29. Somut olayda yargılamada ilk derece mahkemesinin
başvurucunun isteği üzerine Danıştay Altıncı Dairenin E.1999/5488 K.2001/6452,
E.1998/1282 K.1999/950, E.2001/6017 K.2005/3684, E.2002/626 K.2005/3685 ve
E.2003/6648 sayılı dosyalarınıincelemek üzere
istediği ancak ilgili Daire tarafından anılan dosyaların gönderilmesinin mümkün
olmadığı ve gerekli görülmesi hâlinde istenilen belgelerin onaylı bir örneğinin
gönderilebileceğinin belirtildiği saptanmıştır.
30. Başvuruya konu yargılamada başvurucu şirket ile davacı
arasında 25/10/1996 tarihli mimarlık hizmetleri tip sözleşmesi ve 9/8/2002
tarihinde de bu sözleşmeye ek yeni bir sözleşme düzenlenmiştir. Anılan ek
sözleşmede ana sözleşmede üstlenilen edimlerin yerine getirilip getirilmediği
üzerinde durulmadan arsanın kaybedilen imar haklarının ihya edilmesi ve iptal
olan inşaat ruhsatında yazılı hakların yeniden elde edilmesi yönündeki bilimsel
ve hukuki çalışmalar ile bunların sonucunda doğan ilave imar hakkı nedeniyle
davacıya 7.500.000 Amerikan doları ödeneceği belirtilmiştir. Başvurucu
tarafından, davacı şirket ile kurulan ilişki süresince parselin 3,5 olan
emsalinin azalarak zarara uğradığı yönünde delil teşkil ettiği ileri sürülen
Danıştay Altıncı Dairesine ait dosyaların veya onaylı örneğinin getirtilmediği
ileri sürülmüşse de bu dosyaların davanın çözümüne yarar nitelikte olup
olmadığı hususu ile ilgili değerlendirme yetkisinin Mahkemeye ait olduğu ve
Mahkemenin başvurucunun bu talebini taraflar arasındaki sözleşmeler vedosyada toplanan diğer delilleri hüküm kurmaya yeterli
görmek suretiyle zımnen reddettiği anlaşılmıştır.

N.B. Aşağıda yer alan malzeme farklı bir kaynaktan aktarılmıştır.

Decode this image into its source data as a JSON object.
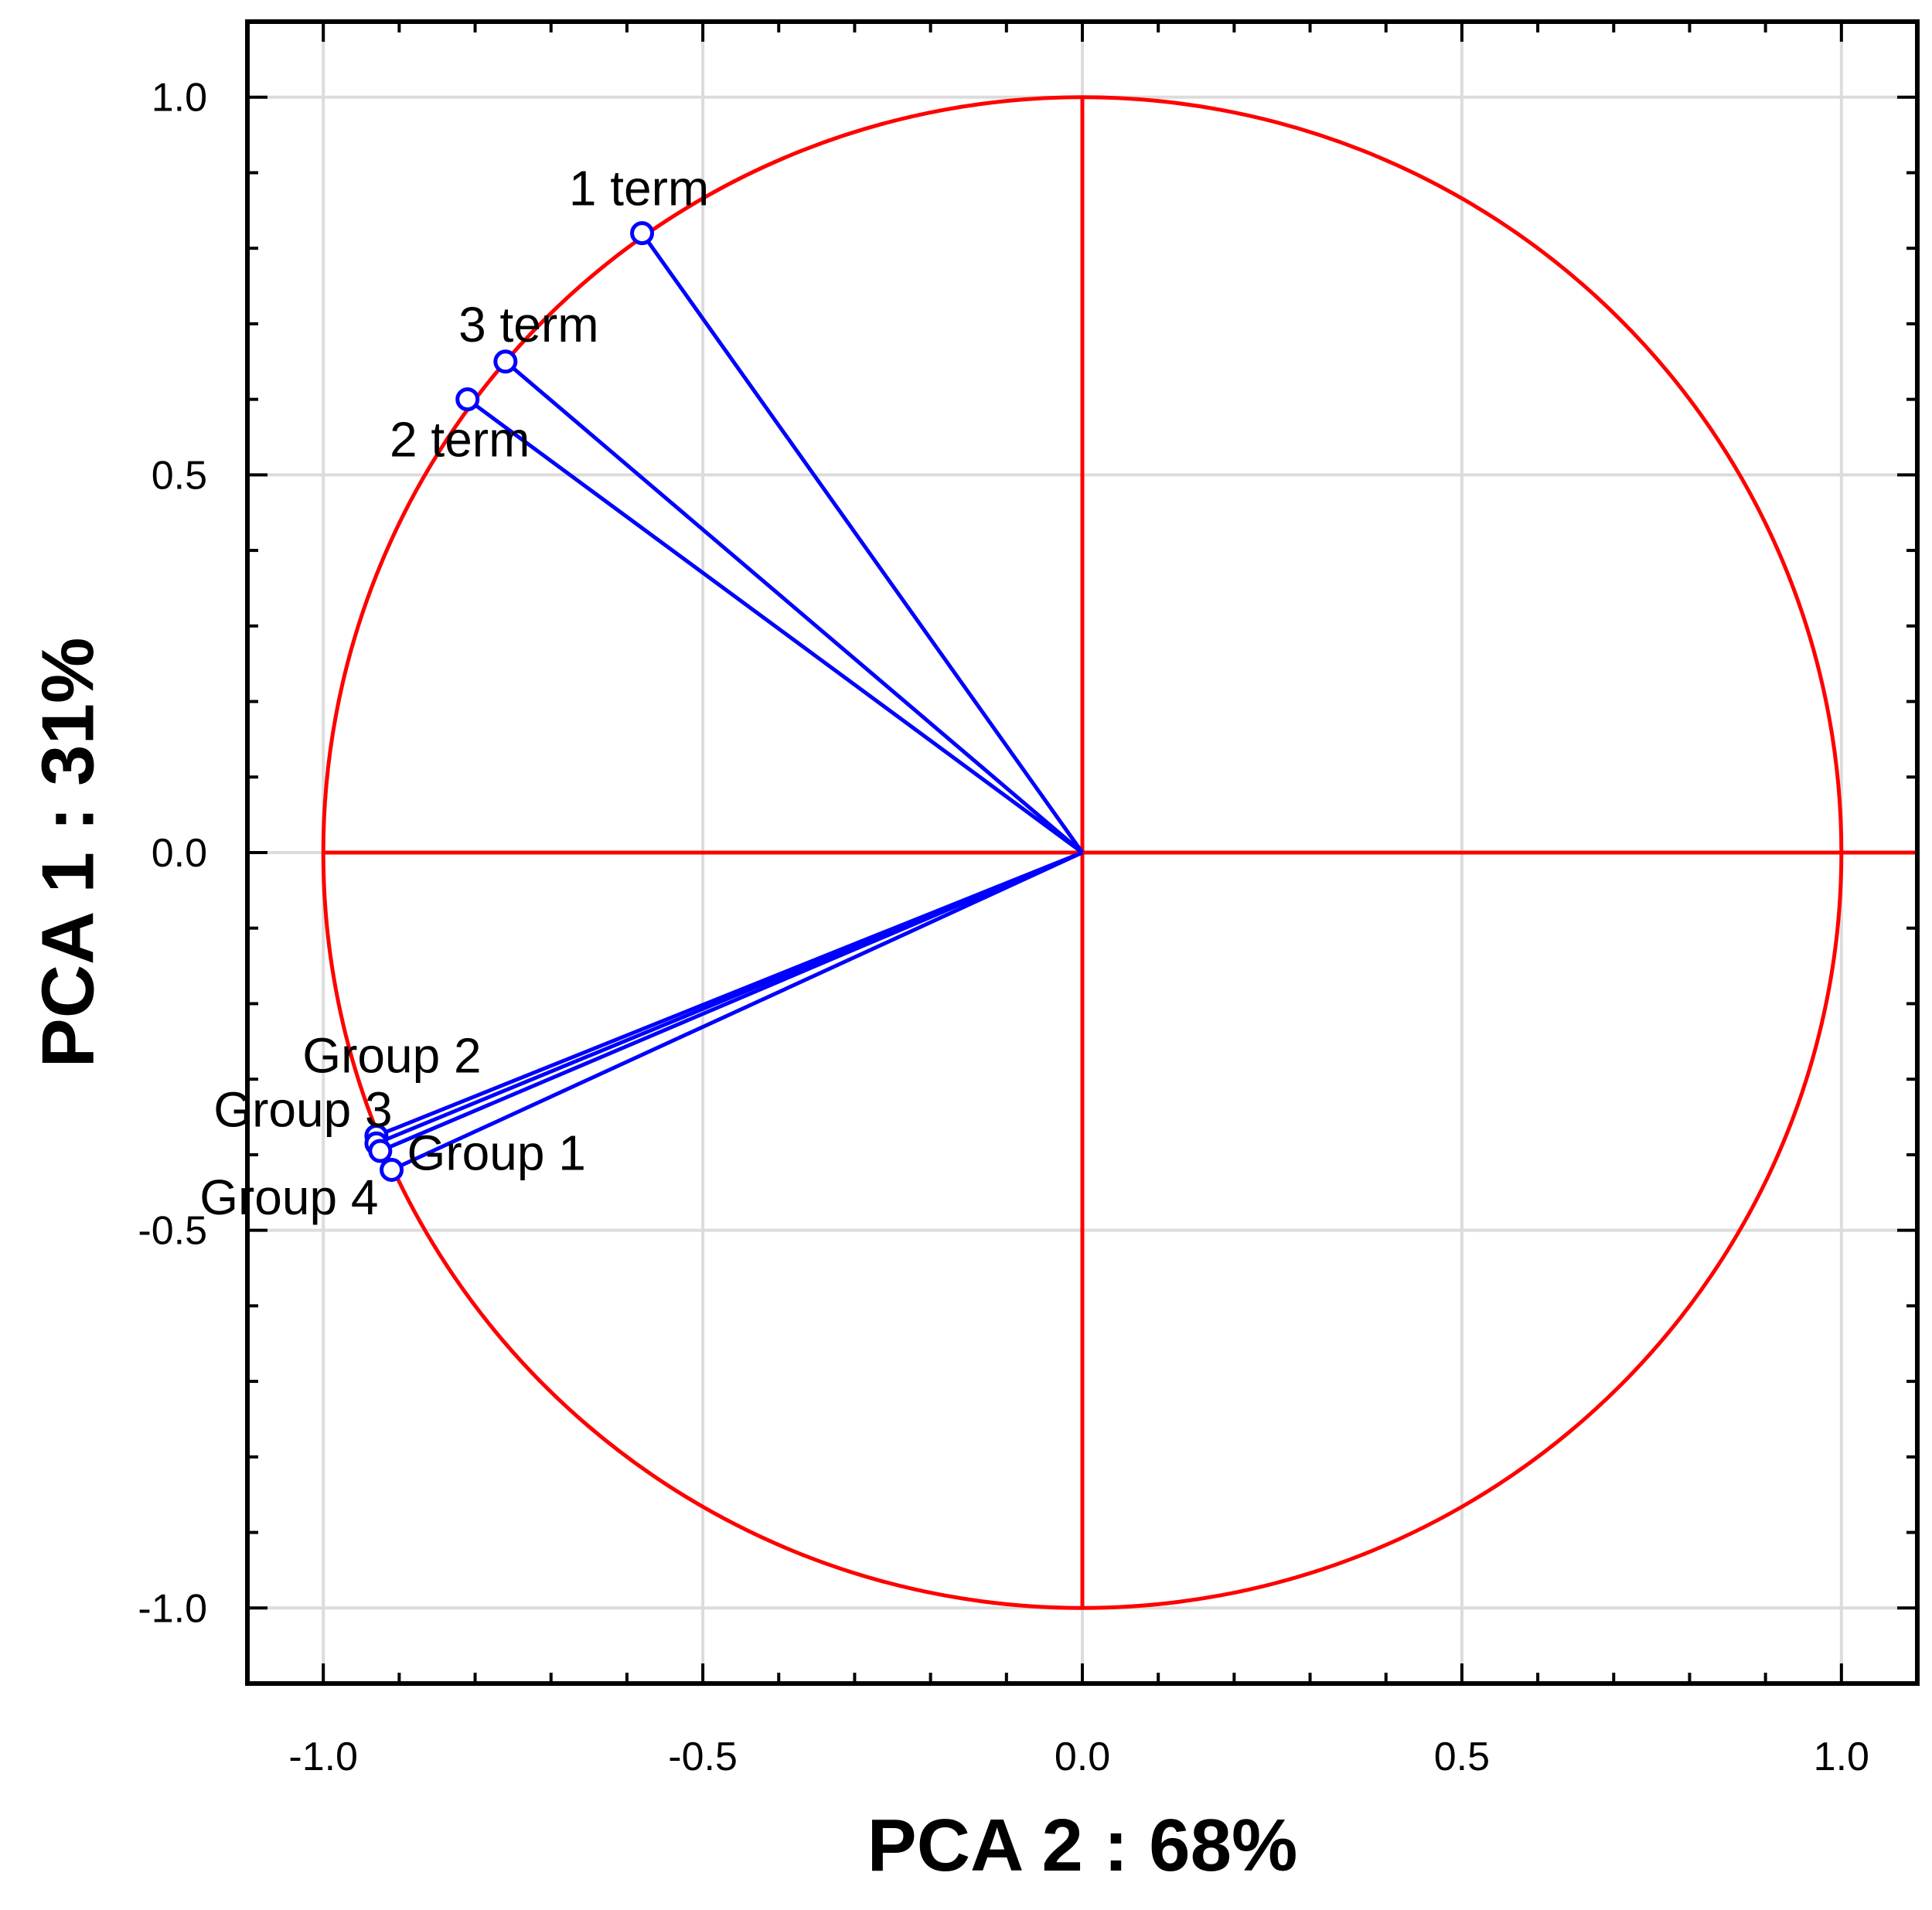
{
  "chart_data": {
    "type": "scatter",
    "subtype": "pca-correlation-circle",
    "xlabel": "PCA 2 : 68%",
    "ylabel": "PCA 1 : 31%",
    "xlim": [
      -1.1,
      1.1
    ],
    "ylim": [
      -1.1,
      1.1
    ],
    "xticks": [
      -1.0,
      -0.5,
      0.0,
      0.5,
      1.0
    ],
    "yticks": [
      -1.0,
      -0.5,
      0.0,
      0.5,
      1.0
    ],
    "xtick_labels": [
      "-1.0",
      "-0.5",
      "0.0",
      "0.5",
      "1.0"
    ],
    "ytick_labels": [
      "-1.0",
      "-0.5",
      "0.0",
      "0.5",
      "1.0"
    ],
    "grid": true,
    "unit_circle": true,
    "points": [
      {
        "name": "1 term",
        "x": -0.58,
        "y": 0.82
      },
      {
        "name": "3 term",
        "x": -0.76,
        "y": 0.65
      },
      {
        "name": "2 term",
        "x": -0.81,
        "y": 0.6
      },
      {
        "name": "Group 2",
        "x": -0.93,
        "y": -0.375
      },
      {
        "name": "Group 3",
        "x": -0.93,
        "y": -0.385
      },
      {
        "name": "Group 4",
        "x": -0.925,
        "y": -0.395
      },
      {
        "name": "Group 1",
        "x": -0.91,
        "y": -0.42
      }
    ],
    "colors": {
      "vectors": "#0000ff",
      "circle": "#ff0000",
      "axes_lines": "#ff0000",
      "grid": "#dcdcdc",
      "frame": "#000000"
    }
  }
}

31. Buna göre başvurucunun Danıştayda
görülen bir kısım dosyanın getirtilmesi isteğinin Mahkemece zımnen
reddedilmesinin başvurucuyu yargılamada diğer tarafa göre dezavantajlı duruma
düşürmediği, bu durumun silahların eşitliği ilkesi bağlamında adil yargılanma
hakkının ihlal edilmesi sonucunu doğurmayacağı anlaşılmıştır.
32. Açıklanan nedenlerle silahların eşitliği ilkesine yönelik
bir ihlalin olmadığının açık olduğu anlaşıldığından başvurunun bu kısmının da açıkça dayanaktan yoksun olması nedeniyle
kabul edilemez olduğuna karar verilmesi gerekir.
V. HÜKÜM
Açıklanan gerekçelerle;
A. 1. Mülkiyet hakkının ihlal edildiğine ilişkin iddianın konu bakımından yetkisizlik nedeniyle
KABUL EDİLEMEZ OLDUĞUNA,
2. Adil yargılanma hakkının ihlal
edildiğine ilişkin iddianın açıkça
dayanaktan yoksun olması nedeniyle KABUL EDİLEMEZ OLDUĞUNA,
B. Yargılama giderlerinin başvurucu üzerinde BIRAKILMASINA
4/10/2017 tarihinde OYBİRLİĞİYLE karar verildi.